Казначейские чины, что характерно, поверили…
Как я выяснил, общая схема узаконенного казнокрадства была проста до гениальности. Камбон привел мне несколько примеров того, как деньги высасывались из казны, а я лишь посмеивался, расширяя познания в науке чиновничьей хитрости.
Допустим, в одном из фортов на реке Ширка случился пожар — сгорело два дома. Сие прискорбное происшествие в бумагах немедленно превращается из пьяного недосмотра стражника, уронившего факел в солому, в нападение злокозненных пиктов, а из казны запрашиваются средства на полное восстановление форта, якобы выгоревшего дотла. В стражу и отряды ополчения записывают всех мужчин, от младенцев до глубоких старцев и требуют для них жалование. С кметами, живущими на землях мелких феодалов, история прямо противоположная — налоги взимаются не с каждого человека, но с двора добропорядочного виллана. А на одном дворе частенько обитает по несколько семей: женатые сыновья хозяина, наемные рабочие и так далее… Разница, понятно, уходит в карманы Публио и компании.
Прекрасный корабельный лес, сплавляемый по Ширке на Полдень, в Зингару и Аргос, проводится через бумаги таможни как «гнилой», однако на Побережье продается втридорога. Пошлины, ясен пень, взимаются от стоимости гнили. Количество пахотных земель за последнее время почему-то сократилось, а вот болот значительно прибавилось. На собранные деньги покупаются векселя торговых домов Офира (особенно тех, что содержат золотые копи), спустя несколько седмиц вновь продаются — когда цена вырастет. Тауранские торговые суда теперь ходят по рекам под вымпелами городов-государств Шема, а налоги с иноземных торговцев меньше, чем с аквилонцев. И заметьте, все законно или имеет видимость законности!
Выходит, что при полной поддержке тайной службы и герцога Аркона Публио за два с лишним года заработал для Танасула больше денег, чем можно себе вообразить. Часть золота заговорщики оставляли себе (за труды, так сказать.

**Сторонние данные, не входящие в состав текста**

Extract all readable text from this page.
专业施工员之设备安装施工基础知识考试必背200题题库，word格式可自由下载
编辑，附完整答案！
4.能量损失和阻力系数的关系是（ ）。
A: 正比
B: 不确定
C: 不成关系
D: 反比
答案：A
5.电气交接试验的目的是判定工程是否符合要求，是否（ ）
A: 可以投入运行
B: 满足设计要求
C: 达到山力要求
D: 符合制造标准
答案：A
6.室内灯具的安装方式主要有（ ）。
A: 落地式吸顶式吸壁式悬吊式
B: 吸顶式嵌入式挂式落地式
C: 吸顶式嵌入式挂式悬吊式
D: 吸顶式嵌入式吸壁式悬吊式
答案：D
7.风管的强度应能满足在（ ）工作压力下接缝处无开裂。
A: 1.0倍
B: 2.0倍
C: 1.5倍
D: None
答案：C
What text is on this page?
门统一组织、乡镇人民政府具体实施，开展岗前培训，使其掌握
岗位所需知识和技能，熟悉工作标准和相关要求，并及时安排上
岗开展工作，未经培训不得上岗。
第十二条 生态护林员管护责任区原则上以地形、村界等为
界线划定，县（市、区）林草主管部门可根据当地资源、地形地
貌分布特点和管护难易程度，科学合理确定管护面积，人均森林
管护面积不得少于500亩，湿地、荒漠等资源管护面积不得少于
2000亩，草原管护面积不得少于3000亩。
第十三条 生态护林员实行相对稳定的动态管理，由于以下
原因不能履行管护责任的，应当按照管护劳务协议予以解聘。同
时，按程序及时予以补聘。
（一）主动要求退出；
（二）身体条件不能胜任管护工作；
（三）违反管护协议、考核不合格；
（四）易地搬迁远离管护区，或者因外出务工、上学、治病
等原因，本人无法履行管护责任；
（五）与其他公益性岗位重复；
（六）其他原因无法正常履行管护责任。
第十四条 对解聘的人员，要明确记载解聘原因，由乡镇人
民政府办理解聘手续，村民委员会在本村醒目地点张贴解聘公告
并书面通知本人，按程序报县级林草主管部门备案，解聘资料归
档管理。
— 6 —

Кроме того, бескорыстность быстро надоедает), остальное возвращалось в казну города. Чиновникам, военным и страже вовремя платили содержание, цены оставались вполне приемлемыми, купцов не обирали до нитки. Вечно это положение сохраняться, разумеется, не могло однажды шайку казнокрадов обязательно выведут на чистую воду! — но произойдет это еще не скоро. В целом, заставить Камбона и его дружков прекратить нагло грабить сокровища короля, может только прекращение не менее наглого грабежа со стороны этого самого короля. Достаточно снизить налоги до пределов, установленных государем Вилером, а сборы с купцов вообще отменить на годик-другой — тогда надобность в столь замысловатых авантюрах отпадет сама собой.

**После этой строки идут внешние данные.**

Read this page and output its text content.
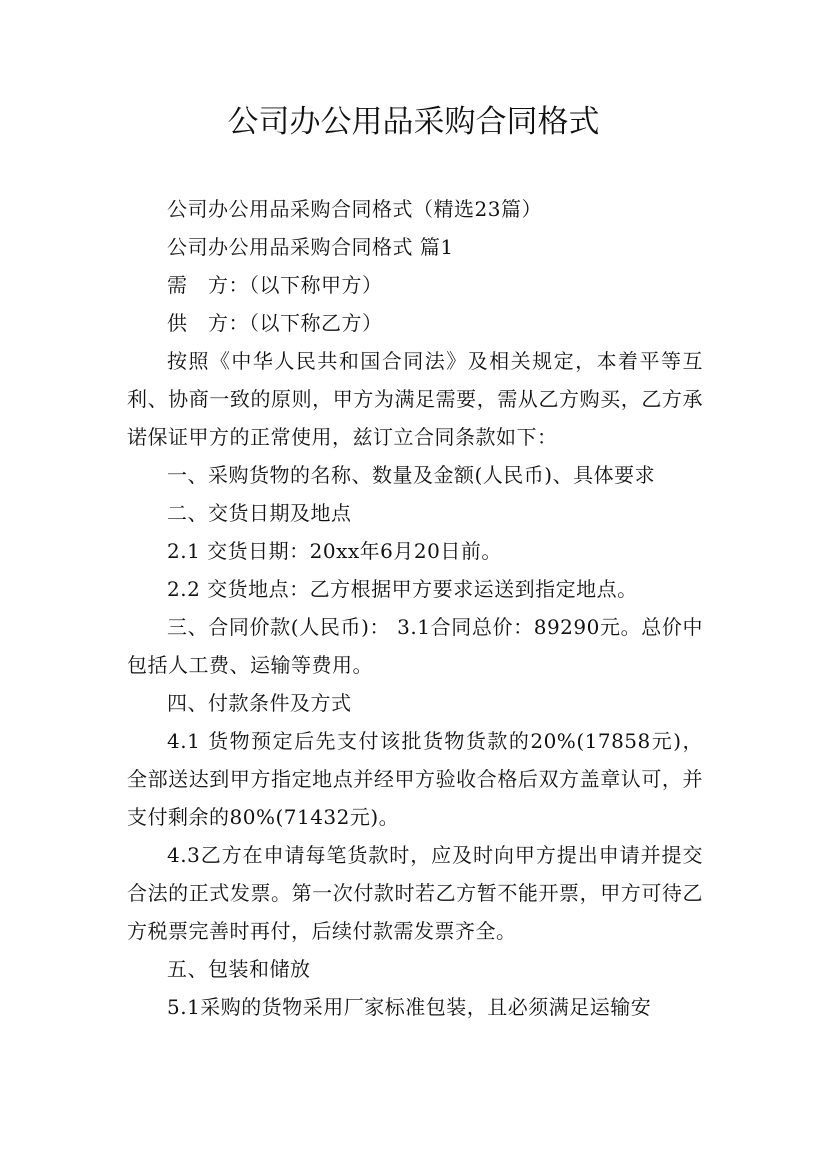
公司办公用品采购合同格式

公司办公用品采购合同格式（精选23篇）

公司办公用品采购合同格式 篇1

需　方：（以下称甲方）

供　方：（以下称乙方）

按照《中华人民共和国合同法》及相关规定，本着平等互利、协商一致的原则，甲方为满足需要，需从乙方购买，乙方承诺保证甲方的正常使用，兹订立合同条款如下：

一、采购货物的名称、数量及金额(人民币)、具体要求

二、交货日期及地点

2.1 交货日期：20xx年6月20日前。

2.2 交货地点：乙方根据甲方要求运送到指定地点。

三、合同价款(人民币)： 3.1合同总价：89290元。总价中包括人工费、运输等费用。

四、付款条件及方式

4.1 货物预定后先支付该批货物货款的20%(17858元)，全部送达到甲方指定地点并经甲方验收合格后双方盖章认可，并支付剩余的80%(71432元)。

4.3乙方在申请每笔货款时，应及时向甲方提出申请并提交合法的正式发票。第一次付款时若乙方暂不能开票，甲方可待乙方税票完善时再付，后续付款需发票齐全。

五、包装和储放

5.1采购的货物采用厂家标准包装，且必须满足运输安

Бесспорно, очень многие в городе знали или догадывались, что происходит с налогами и пошлинами, но, объединенные круговой порукой, молчали. Каждому было понятно, что не окажись во главе коллегиума Латераны благоразумных месьоров, способным позаботиться не только о себе, но и о других, дела в герцогстве шли бы гораздо хуже.
Я немедленно сделал вывод, что переворот против Нумедидеса Танасул поддержит безоговорочно — те, кто живет хорошо, всегда жаждут жить еще лучше.
Как хорош Публио! Взяться за аферу, за десять лиг попахивающую эшафотом, лишь ради высокого искусства и удовлетворения своих амбиций выдающегося чиновника?… Достойно уважения! Тем более, что Камбон держит старика буквально в черном теле — да, его поселили в лучшем особняке, создали все условия, кормят-поят, но из всего уведенного из рук короля и канцлера золота Публио получает что-то около одной сотой доли. Это по мнению Камбона.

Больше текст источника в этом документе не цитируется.